Value in the line matches a pattern (regular expression)
Sometimes, when the value of the row match or contain a particular pattern (regular expression), only you need to leave those lines. For example, we want to keep all invoices in the data set begins with "001" line, or want to keep the line all suppliers whose names include the "Y". In this case, we can examine the value of the row matches or contains a pattern, and then filter out the lines that match or contain the pattern.
1. Basic Python
code show as below:
#!/usr/bin/env python3
import csv
import re
import sys
input_file = sys.argv[1]
output_file = sys.argv[2]
pattern = re.compile(r'(?P<my_pattern_group>^001-.*)', re.I)
with open(input_file, 'r', newline='') as csv_in_file:
with open(output_file, 'w', newline='') as csv_out_file:
filereader = csv.reader(csv_in_file)
filewriter = csv.writer(csv_out_file)
header = next(filereader)
filewriter.writerow(header)
for row_list in filereader:
invoice_number = row_list[1]
if pattern.search(invoice_number):
filewriter.writerow(row_list)
Let's talk about the above code.
import re
This line of code to import the re module, which is the regular expression module.

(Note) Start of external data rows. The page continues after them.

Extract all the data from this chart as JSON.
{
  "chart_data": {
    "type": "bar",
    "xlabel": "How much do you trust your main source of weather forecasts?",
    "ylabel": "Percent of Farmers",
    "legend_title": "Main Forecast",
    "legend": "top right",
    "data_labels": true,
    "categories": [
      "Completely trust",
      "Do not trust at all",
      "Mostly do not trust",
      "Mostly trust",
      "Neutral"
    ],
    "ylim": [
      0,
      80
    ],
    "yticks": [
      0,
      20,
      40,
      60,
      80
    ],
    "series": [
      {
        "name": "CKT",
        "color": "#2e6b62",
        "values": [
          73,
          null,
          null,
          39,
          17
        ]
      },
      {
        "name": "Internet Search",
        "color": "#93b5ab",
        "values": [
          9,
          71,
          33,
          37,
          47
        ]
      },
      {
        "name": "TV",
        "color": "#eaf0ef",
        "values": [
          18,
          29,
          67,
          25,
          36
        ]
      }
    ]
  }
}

pattern = re.compile(r'(?P<my_pattern_group>^001-.*)', re.I)
This line of code uses the re module compile()
functions to create variables pattern
. Wherein r
represents the mode between the single quotes treated as the original string. Metacharacter ?P<my_pattern_group>
capture named <my_pattern_group>
groups in a matching string, so that when needed they are printed to the screen or write to the file. The actual pattern here mean ^001-.*
. Caret ^
indicates that only at the beginning of the string search mode, *
represents repeat the previous character zero or more times, .*
together representing other line break \n
any character can appear any number of times than in the "001" behind. Finally, parameter re.I
tells the regular expression case to match.
Content about regular expressions, you can refer to my previous blog wrote: Python regular expression .
if pattern.search(invoice_number):
filewriter.writerow(row_list)
As used herein, the re module search()
function invoice_number
values to find mode, if the pattern occurs in the variable value, the line will be written to the output file.
We command line window run the script, get the output file as shown in the following figure.
2.pandas
Use pandas module code is as follows:
#!/usr/bin/env python3
import pandas as pd
import sys
input_file = sys.argv[1]
output_file = sys.argv[2]
data_frame = pd.read_csv(input_file)
data_frame_value_matches_pattern = data_frame.loc[data_frame['Invoice Number'].str.startswith("001-"), :]
data_frame_value_matches_pattern.to_csv(output_file, index=False)
The above code, the startswith()
function searches data, do not have a regular expression.
Output and the output of this method Python consistent basis of the above, is omitted.